How to Convert HTML to PDF with xhtml2pdf

Introduction

xhtml2pdf is a popular Python library that facilitates the conversion of HTML to PDF format. It leverages HTML and CSS to create PDFs, making it an ideal choice for Python developers looking to generate PDF documents from web content. This article guides you through the process of using xhtml2pdf, complete with straightforward code examples.

Why xhtml2pdf?

Ease of Use: Simple and intuitive API, making it accessible for beginners.
CSS Support: Good support for CSS to style PDF documents.
Flexibility: Works well for both simple and moderately complex PDF generation tasks.

Getting Started with xhtml2pdf

Step 1: Install xhtml2pdf

First, you need to install xhtml2pdf. You can do this easily using pip:

pip install xhtml2pdf

Step 2: Convert HTML to PDF

With xhtml2pdf, you can convert a simple HTML string to a PDF file or read from an HTML file. Here’s an example of converting an HTML string to a PDF:

from xhtml2pdf import pisa
from io import BytesIO

# Define your HTML content
html_content = """
<html>
<head>
    <title>Convert HTML to PDF</title>
</head>
<body>
    <h1>Welcome to xhtml2pdf!</h1>
    <p>This is a simple HTML to PDF conversion example.</p>
</body>
</html>
"""

# Create a BytesIO buffer for the PDF
output = BytesIO()

# Convert HTML content to PDF
pdf_status = pisa.CreatePDF(BytesIO(html_content.encode('utf-8')), dest=output)

# Check if there was an error
if pdf_status.err:
    print("An error occurred.")
else:
    # Save the PDF to a file
    with open("output.pdf", "wb") as pdf_file:
        pdf_file.write(output.getvalue())
    print("PDF created successfully.")

In this example, pisa.CreatePDF is used to convert the HTML content into a PDF. The result is written into a BytesIO buffer, which is then saved to a file.

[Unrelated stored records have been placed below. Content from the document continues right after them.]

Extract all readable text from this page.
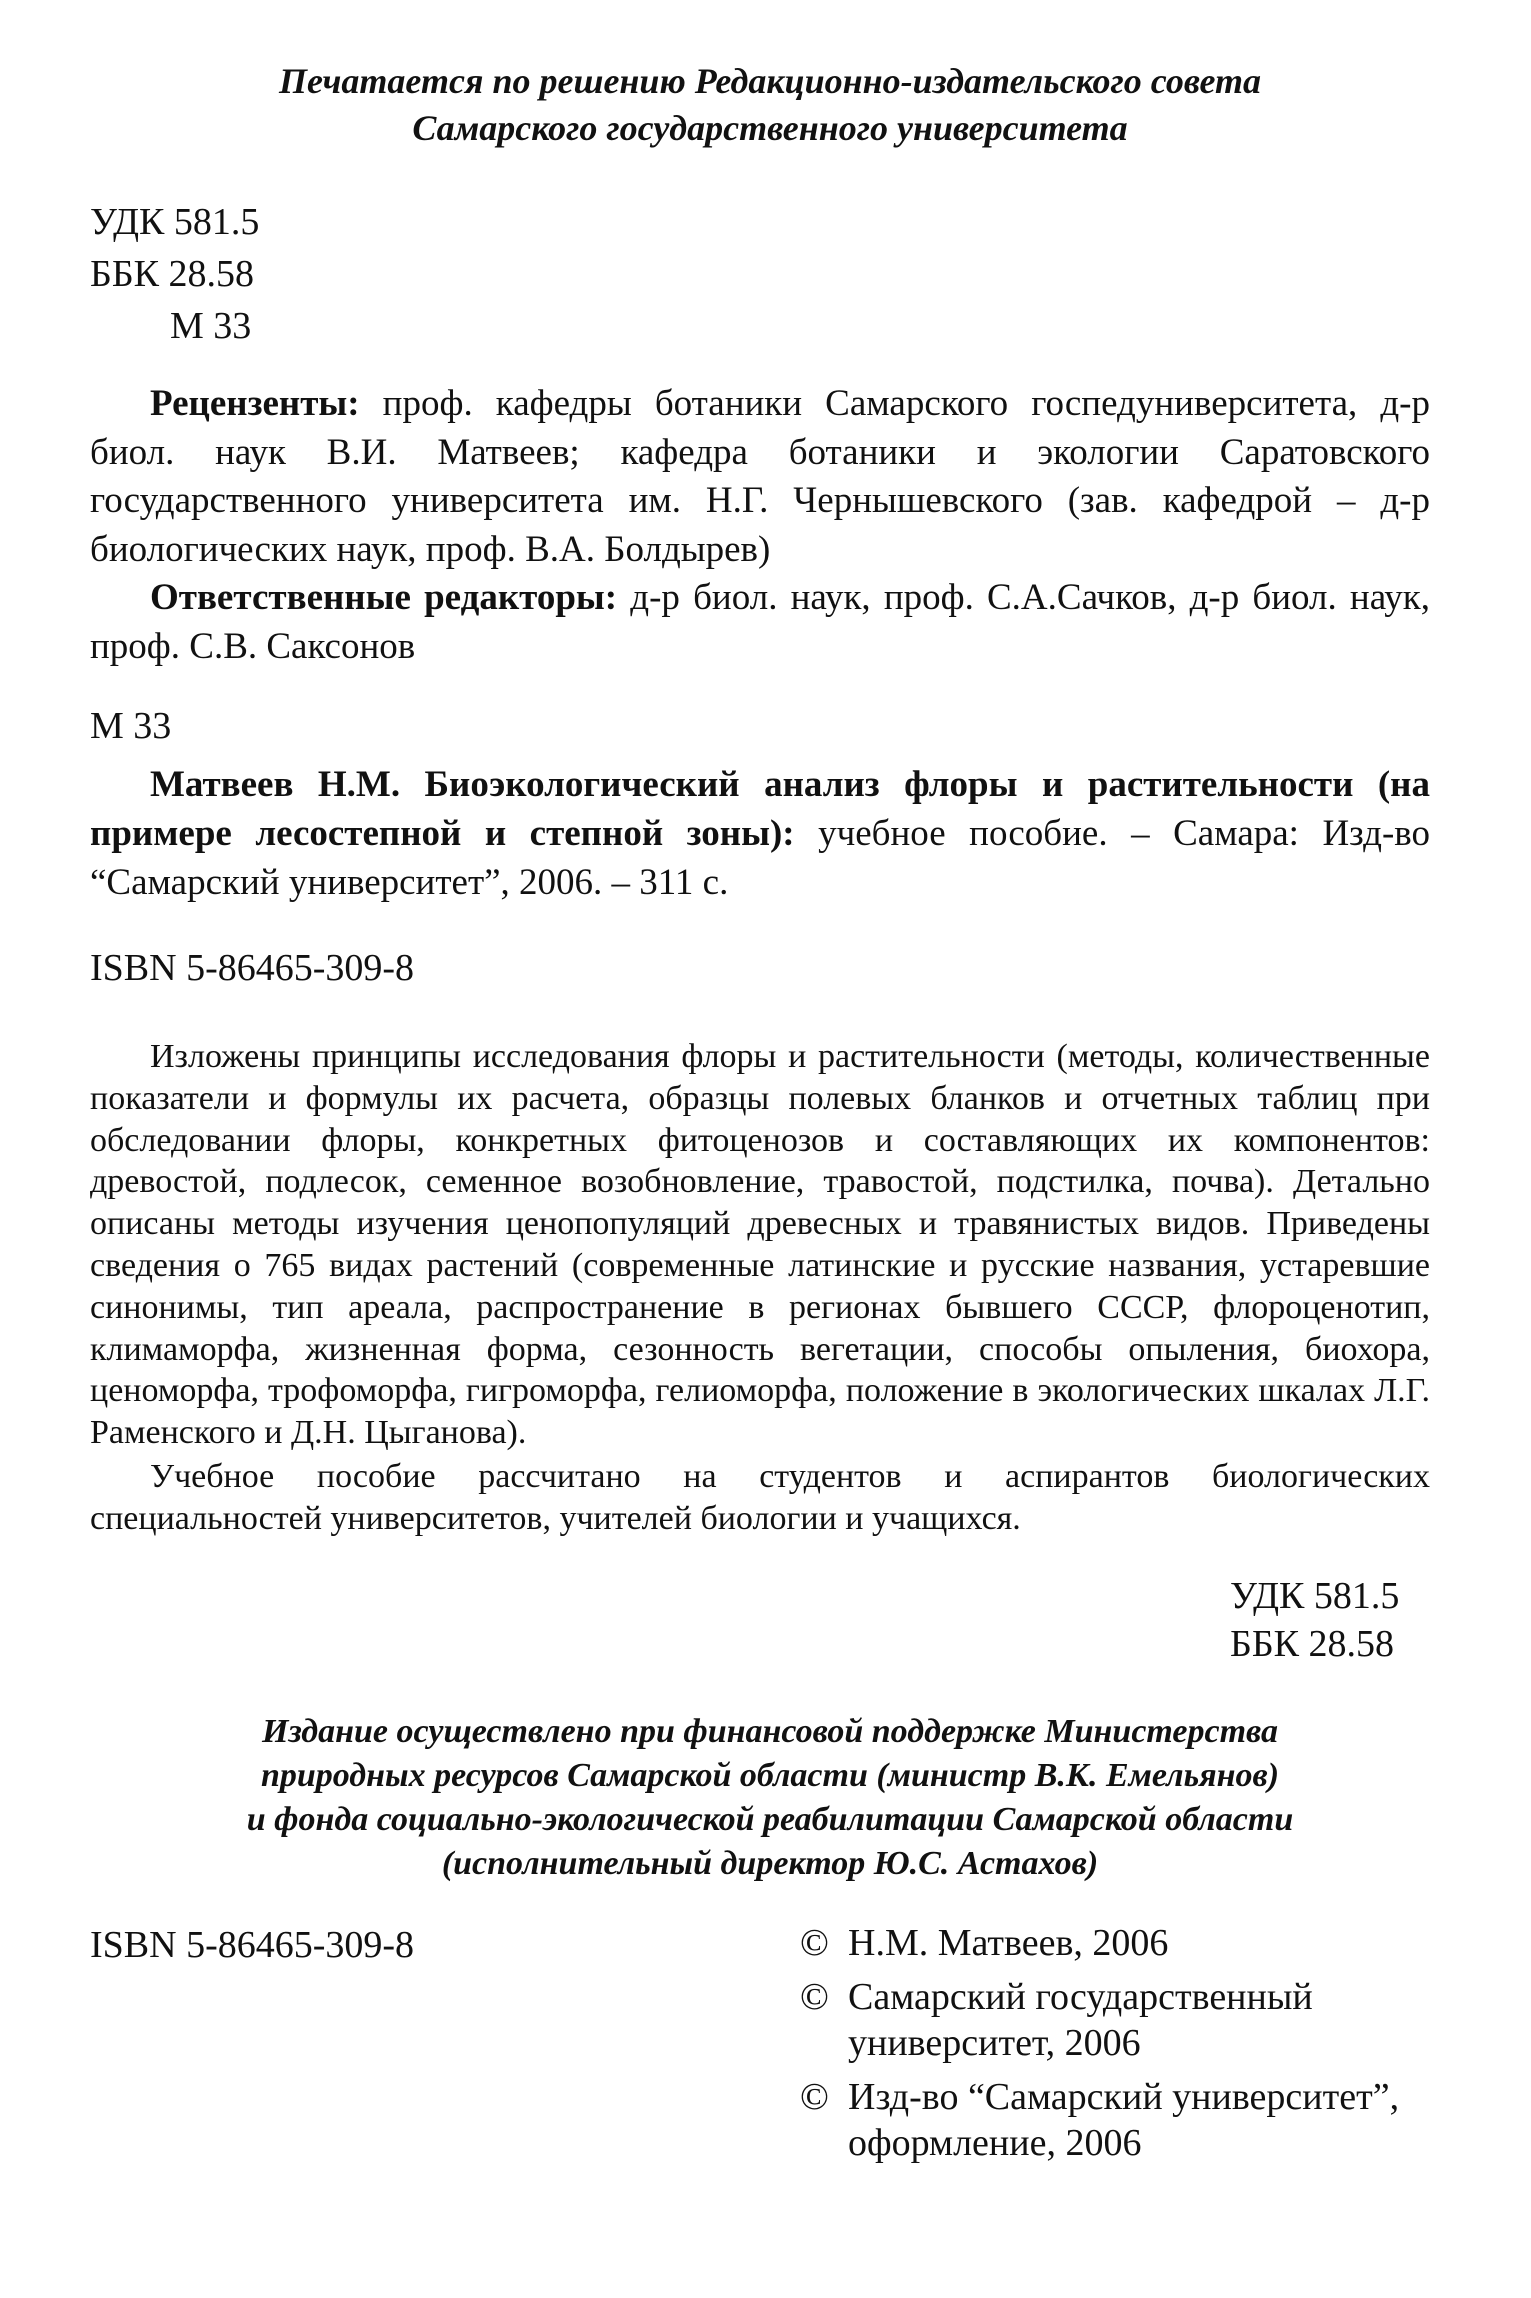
Печатается по решению Редакционно-издательского совета
Самарского государственного университета
УДК 581.5
ББК 28.58
М 33

Рецензенты: проф. кафедры ботаники Самарского госпедуниверситета, д-р биол. наук В.И. Матвеев; кафедра ботаники и экологии Саратовского государственного университета им. Н.Г. Чернышевского (зав. кафедрой – д-р биологических наук, проф. В.А. Болдырев)

Ответственные редакторы: д-р биол. наук, проф. С.А.Сачков, д-р биол. наук, проф. С.В. Саксонов

М 33

Матвеев Н.М. Биоэкологический анализ флоры и растительности (на примере лесостепной и степной зоны): учебное пособие. – Самара: Изд-во “Самарский университет”, 2006. – 311 с.

ISBN 5-86465-309-8

Изложены принципы исследования флоры и растительности (методы, количественные показатели и формулы их расчета, образцы полевых бланков и отчетных таблиц при обследовании флоры, конкретных фитоценозов и составляющих их компонентов: древостой, подлесок, семенное возобновление, травостой, подстилка, почва). Детально описаны методы изучения ценопопуляций древесных и травянистых видов. Приведены сведения о 765 видах растений (современные латинские и русские названия, устаревшие синонимы, тип ареала, распространение в регионах бывшего СССР, флороценотип, климаморфа, жизненная форма, сезонность вегетации, способы опыления, биохора, ценоморфа, трофоморфа, гигроморфа, гелиоморфа, положение в экологических шкалах Л.Г. Раменского и Д.Н. Цыганова).

Учебное пособие рассчитано на студентов и аспирантов биологических специальностей университетов, учителей биологии и учащихся.

УДК 581.5
ББК 28.58
Издание осуществлено при финансовой поддержке Министерства
природных ресурсов Самарской области (министр В.К. Емельянов)
и фонда социально-экологической реабилитации Самарской области
(исполнительный директор Ю.С. Астахов)
ISBN 5-86465-309-8	© Н.М. Матвеев, 2006
© Самарский государственный университет, 2006
© Изд-во “Самарский университет”, оформление, 2006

Converting HTML Files to PDF

To convert an HTML file to a PDF, you can modify the above example to read the HTML content from a file:

from xhtml2pdf import pisa

# Function to convert HTML to PDF
def convert_html_to_pdf(source_html, output_filename):
    with open(source_html, 'r') as html_file:
        html_content = html_file.read()

    with open(output_filename, 'wb') as pdf_file:
        pisa_status = pisa.CreatePDF(html_content, dest=pdf_file)

    if pisa_status.err:
        return False
    return True

# Convert an HTML file to a PDF file
if convert_html_to_pdf('input.html', 'output.pdf'):
    print("PDF created successfully.")
else:
    print("An error occurred.")

This function reads the HTML content from source_html and writes the converted PDF to output_filename. The pisa.CreatePDF function does the conversion.

Other Python libraries

There are other Python libraries capable of converting HTML to PDF and you can find more information about it in this article on How To Convert HTML to PDF with Python.

Conclusion

xhtml2pdf provides a Pythonic way to convert HTML to PDF, offering a balance between ease of use and flexibility. Whether you’re generating reports, invoices, or any other PDF documents from HTML content, xhtml2pdf is a capable tool that fits seamlessly into Python projects.